With 18:08 left, he corralled a Darryl Morsell bounce pass and threw down a two-handed jam to spark the team’s energy. On the following offensive possession, he cleaned up a Cowan missed layup for a putback dunk, finishing over Turner for an and-one poster.

Just over two minutes later, he caught a pass from Cowan a couple feet beyond the top of the arc, but he never wavered. He quickly caught the ball, turned towards the rim and launched a deep three, cutting the Terps’ deficit back to six and capping off a 10-2 scoring run.

Down 10 with 12:25 left, they continued to force their way inside. A Donta Scott triple was sandwiched between trips to the line for Wiggins and Smith, who hit all four free throws. And after Pat Spencer briefly shunted the scoring run with a layup, Wiggins and Cowan hit back-to-back threes to take the lead for the first time all game with nine minutes left.

But as well as Maryland was playing, it seemed helpless to stop Spencer. After Smith’s ferocious dunk extended his team’s lead to three, the former Tewaaraton Award winner scored six straight points for the Wildcats to regain the lead at 59-58 and pave the way for a back-and-forth ending to the game.

The Terps began pulling away late at the free-throw line, and after Smith’s three gave Maryland a 72-63 lead with 1:57 left, the Terps got their dagger less than a minute later.

Cowan stalked his defender and drove to the rack, throwing a cross-court pass to Eric Ayala in the left corner. The sophomore quickly swung the ball to Wiggins, who hit his fifth three of the game to put Northwestern away for good.

“We all have the faith that we can win any game that we play, regardless of the score, regardless of how we start off,” Wiggins said. “It just shows our potential as a team. We have the abilities, we have everything we need.”

Three things to know

1. Aaron Wiggins shined once again. Over his last two games entering Tuesday, Wiggins was showing signs of breaking out of his slump. In the Wisconsin and Purdue games, he went 5-of-12 from beyond the arc and scored 25 points, a stark contrast from the beginning of the season.
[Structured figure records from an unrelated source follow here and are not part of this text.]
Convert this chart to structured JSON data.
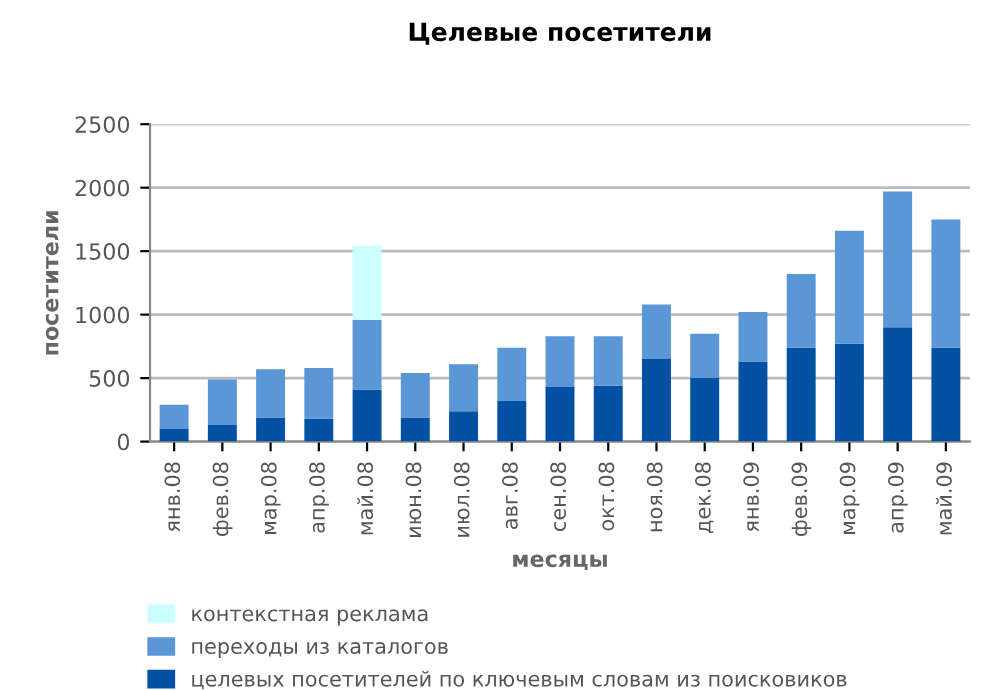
{
  "chart_data": {
    "type": "bar",
    "title": "Целевые посетители",
    "xlabel": "месяцы",
    "ylabel": "посетители",
    "categories": [
      "янв.08",
      "фев.08",
      "мар.08",
      "апр.08",
      "май.08",
      "июн.08",
      "июл.08",
      "авг.08",
      "сен.08",
      "окт.08",
      "ноя.08",
      "дек.08",
      "янв.09",
      "фев.09",
      "мар.09",
      "апр.09",
      "май.09"
    ],
    "stacked": true,
    "series": [
      {
        "name": "целевых посетителей по ключевым словам из поисковиков",
        "color": "#0451a3",
        "values": [
          100,
          130,
          190,
          180,
          410,
          190,
          240,
          320,
          430,
          440,
          650,
          500,
          630,
          740,
          770,
          900,
          740
        ]
      },
      {
        "name": "переходы из каталогов",
        "color": "#5b96d6",
        "values": [
          190,
          360,
          380,
          400,
          550,
          350,
          370,
          420,
          400,
          390,
          430,
          350,
          390,
          580,
          890,
          1070,
          1010
        ]
      },
      {
        "name": "контекстная реклама",
        "color": "#ccffff",
        "values": [
          null,
          null,
          null,
          null,
          580,
          null,
          null,
          null,
          null,
          null,
          null,
          null,
          null,
          null,
          null,
          null,
          null
        ]
      }
    ],
    "ylim": [
      0,
      2500
    ],
    "yticks": [
      0,
      500,
      1000,
      1500,
      2000,
      2500
    ],
    "grid": "y",
    "legend": "bottom"
  }
}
Against the Wildcats, he continued to stroke it from deep, as he hit a season-high five threes on nine attempts. Wiggins finished with 17 points — second only to Smith — and added five rebounds, three assists, two steals and a block.

2. Free-throw shooting made a big difference. Despite Northwestern’s stark height advantage in this one, the Terps were the ones who got to the foul line more often. Led by Smith’s 9-of-9 performance, Maryland had a conference play-high 29 attempts and made a whopping 26 of them (89.7 percent). The Wildcats, on the other hand, went just 11-of-13.

“It’s just playing hard, being aggressive and not playing soft,” Turgeon said. “And we really played hard in the second half without fouling, which I think is real important.”

3. Anthony Cowan Jr. moved up in the Maryland history books. Though he didn’t play particularly well on Tuesday night, Cowan continued his ascent in Terp lore. His 12 points moved him into 13th place all-time in scoring, passing his former teammate, Melo Trimble. And with a six-assist performance, he jumped John Lucas for fifth in program history.